"O'Meara masterfully situates Pryzwara in relation to the traditional and contemporary theological, philosophical, ecclesial, cultural, and social contexts within which he wrote." --William P. Loewe, professor of religious studies, Catholic University of America
Erich Przywara, S.J. (1889-1972) is one of the important Catholic intellectuals of the twentieth century. Yet, in the English-speaking world Przywara remains largely unknown. Few of his sixty books or six hundred articles have been translated. In this engaging new book, Thomas O'Meara offers a comprehensive study of the German Jesuit Erich Przywara and his philosophical theology. Przywara's scholarly contributions were remarkable. He was one of three theologians who introduced the writings of John Henry Cardinal Newman into Germany. From his position at the Jesuit journal in Munich, Stimmen der Zeit, he offered an open and broad Catholic perspective on the cultural, philosophical, and theological currents of his time. As one of the first Catholic intellectuals to employ the phenomenologies of Edmund Husserl and Max Scheler, he was also responsible for giving an influential, more theological interpretation of the Spiritual Exercises of Ignatius Loyola. Przywara was also deeply engaged in the ideas and authors of his times. He was the first Catholic dialogue partner of Karl Barth and Paul Tillich. Edmund Husserl was counted among Przywara's friends, and Edith Stein was a close personal and intellectual companion. Through his interactions with important figures of his age and his writings, ranging from speculative systems to liturgical hymns, Przywara was of marked importance in furthering a varied dialogue between German Catholicism and modern culture.

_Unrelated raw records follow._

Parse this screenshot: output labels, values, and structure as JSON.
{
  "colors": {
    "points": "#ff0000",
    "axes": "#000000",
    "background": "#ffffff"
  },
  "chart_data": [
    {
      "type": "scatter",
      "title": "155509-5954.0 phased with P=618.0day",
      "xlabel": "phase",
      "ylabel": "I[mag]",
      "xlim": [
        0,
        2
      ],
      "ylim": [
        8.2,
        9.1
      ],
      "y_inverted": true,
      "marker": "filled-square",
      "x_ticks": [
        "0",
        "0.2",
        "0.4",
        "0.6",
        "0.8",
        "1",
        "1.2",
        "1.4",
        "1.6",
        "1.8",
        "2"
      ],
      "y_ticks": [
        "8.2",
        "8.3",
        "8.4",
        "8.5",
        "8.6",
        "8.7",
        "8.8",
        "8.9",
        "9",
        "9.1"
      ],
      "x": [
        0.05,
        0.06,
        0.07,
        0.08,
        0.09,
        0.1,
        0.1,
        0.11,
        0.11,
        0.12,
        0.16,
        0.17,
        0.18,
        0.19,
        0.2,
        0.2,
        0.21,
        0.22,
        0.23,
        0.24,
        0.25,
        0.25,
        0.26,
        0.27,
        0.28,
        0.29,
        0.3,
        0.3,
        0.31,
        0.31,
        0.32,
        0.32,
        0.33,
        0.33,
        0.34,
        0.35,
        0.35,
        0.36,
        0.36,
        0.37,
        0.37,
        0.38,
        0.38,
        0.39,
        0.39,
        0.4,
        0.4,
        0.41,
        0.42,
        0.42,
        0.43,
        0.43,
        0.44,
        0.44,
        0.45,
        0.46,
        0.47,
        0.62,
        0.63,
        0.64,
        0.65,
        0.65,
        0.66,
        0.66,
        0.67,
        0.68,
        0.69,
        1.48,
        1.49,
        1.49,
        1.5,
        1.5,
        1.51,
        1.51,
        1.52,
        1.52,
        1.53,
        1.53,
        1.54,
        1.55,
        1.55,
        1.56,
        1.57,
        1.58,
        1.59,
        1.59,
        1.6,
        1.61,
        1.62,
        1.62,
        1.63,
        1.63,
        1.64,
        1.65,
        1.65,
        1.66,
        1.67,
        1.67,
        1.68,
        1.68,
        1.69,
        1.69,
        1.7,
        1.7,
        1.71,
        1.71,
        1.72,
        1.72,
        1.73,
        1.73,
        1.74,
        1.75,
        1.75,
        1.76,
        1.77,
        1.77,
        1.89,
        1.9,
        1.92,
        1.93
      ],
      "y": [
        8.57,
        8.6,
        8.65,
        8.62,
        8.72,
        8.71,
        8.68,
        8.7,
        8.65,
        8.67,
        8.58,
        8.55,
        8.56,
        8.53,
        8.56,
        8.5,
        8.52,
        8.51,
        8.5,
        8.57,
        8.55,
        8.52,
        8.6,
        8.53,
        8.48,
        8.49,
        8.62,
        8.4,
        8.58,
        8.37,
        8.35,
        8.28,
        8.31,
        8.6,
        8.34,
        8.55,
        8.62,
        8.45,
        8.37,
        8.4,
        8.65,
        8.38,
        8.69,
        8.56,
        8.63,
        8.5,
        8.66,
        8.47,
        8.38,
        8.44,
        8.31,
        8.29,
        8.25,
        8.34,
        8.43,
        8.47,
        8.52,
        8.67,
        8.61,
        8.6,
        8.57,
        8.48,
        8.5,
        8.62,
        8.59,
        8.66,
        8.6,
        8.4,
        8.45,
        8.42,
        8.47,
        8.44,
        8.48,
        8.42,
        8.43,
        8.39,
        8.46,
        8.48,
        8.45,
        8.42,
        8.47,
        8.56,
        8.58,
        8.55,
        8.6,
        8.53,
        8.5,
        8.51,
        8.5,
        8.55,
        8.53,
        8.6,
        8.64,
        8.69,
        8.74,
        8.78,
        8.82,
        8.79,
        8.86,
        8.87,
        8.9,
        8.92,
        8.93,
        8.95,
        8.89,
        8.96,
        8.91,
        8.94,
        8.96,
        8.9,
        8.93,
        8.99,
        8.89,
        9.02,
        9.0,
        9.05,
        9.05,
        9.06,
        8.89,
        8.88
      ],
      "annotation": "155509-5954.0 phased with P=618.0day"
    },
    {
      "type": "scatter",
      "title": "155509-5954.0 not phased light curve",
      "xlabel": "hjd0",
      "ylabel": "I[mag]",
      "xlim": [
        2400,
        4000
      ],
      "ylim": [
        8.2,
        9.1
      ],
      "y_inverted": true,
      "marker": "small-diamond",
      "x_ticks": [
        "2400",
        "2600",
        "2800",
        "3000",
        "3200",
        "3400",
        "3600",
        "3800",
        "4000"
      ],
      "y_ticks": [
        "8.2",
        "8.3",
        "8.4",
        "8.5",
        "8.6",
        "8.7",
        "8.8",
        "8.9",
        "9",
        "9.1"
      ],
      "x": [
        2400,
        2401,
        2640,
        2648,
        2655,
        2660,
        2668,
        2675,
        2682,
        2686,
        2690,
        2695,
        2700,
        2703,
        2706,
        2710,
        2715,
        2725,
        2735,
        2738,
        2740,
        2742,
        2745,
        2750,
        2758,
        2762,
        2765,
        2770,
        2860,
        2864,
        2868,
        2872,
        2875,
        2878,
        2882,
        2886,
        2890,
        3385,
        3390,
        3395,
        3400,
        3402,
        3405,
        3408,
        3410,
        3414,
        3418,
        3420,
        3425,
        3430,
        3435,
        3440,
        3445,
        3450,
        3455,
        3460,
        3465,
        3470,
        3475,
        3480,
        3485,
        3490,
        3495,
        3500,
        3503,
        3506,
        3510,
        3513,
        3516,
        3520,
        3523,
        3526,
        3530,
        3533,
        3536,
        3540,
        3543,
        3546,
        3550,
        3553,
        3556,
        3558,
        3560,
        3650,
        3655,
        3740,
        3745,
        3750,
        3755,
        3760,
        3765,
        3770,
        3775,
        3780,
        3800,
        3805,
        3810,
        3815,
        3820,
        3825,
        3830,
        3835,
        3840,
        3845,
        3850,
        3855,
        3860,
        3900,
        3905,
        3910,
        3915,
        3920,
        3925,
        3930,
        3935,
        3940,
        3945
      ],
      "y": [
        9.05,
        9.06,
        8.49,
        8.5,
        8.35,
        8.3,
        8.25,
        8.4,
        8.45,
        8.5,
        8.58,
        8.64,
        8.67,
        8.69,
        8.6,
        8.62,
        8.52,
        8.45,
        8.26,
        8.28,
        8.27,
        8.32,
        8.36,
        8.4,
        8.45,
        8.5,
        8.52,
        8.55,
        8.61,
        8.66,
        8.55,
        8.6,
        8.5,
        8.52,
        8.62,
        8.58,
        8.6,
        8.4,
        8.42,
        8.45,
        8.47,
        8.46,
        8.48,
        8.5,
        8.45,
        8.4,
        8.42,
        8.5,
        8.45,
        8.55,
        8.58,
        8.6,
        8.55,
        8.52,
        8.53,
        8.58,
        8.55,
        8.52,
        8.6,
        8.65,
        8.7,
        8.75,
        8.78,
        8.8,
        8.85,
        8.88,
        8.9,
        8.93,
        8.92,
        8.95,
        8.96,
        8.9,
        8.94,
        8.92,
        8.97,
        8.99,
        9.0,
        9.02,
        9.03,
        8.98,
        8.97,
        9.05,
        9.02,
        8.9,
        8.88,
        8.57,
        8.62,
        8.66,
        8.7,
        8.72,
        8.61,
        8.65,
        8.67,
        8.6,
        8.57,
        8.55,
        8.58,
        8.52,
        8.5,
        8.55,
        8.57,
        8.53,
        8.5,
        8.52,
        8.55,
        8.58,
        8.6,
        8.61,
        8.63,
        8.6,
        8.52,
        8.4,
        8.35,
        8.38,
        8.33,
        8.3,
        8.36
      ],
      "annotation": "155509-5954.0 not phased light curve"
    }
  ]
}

Following a foreword by Michael Fahey, S.J., O'Meara presents a chapter on Pryzwara's life and a chronology of his writings. O'Meara then discusses Pryzwara's philosophical theology, his lecture-courses at German universities on Augustine and Aquinas, his philosophy of religion, and his influence on important intellectual contemporaries. O'Meara concludes with an in-depth analysis of Pryzwara's theology, focusing particularly on his Catholic views of person, liturgy, and church.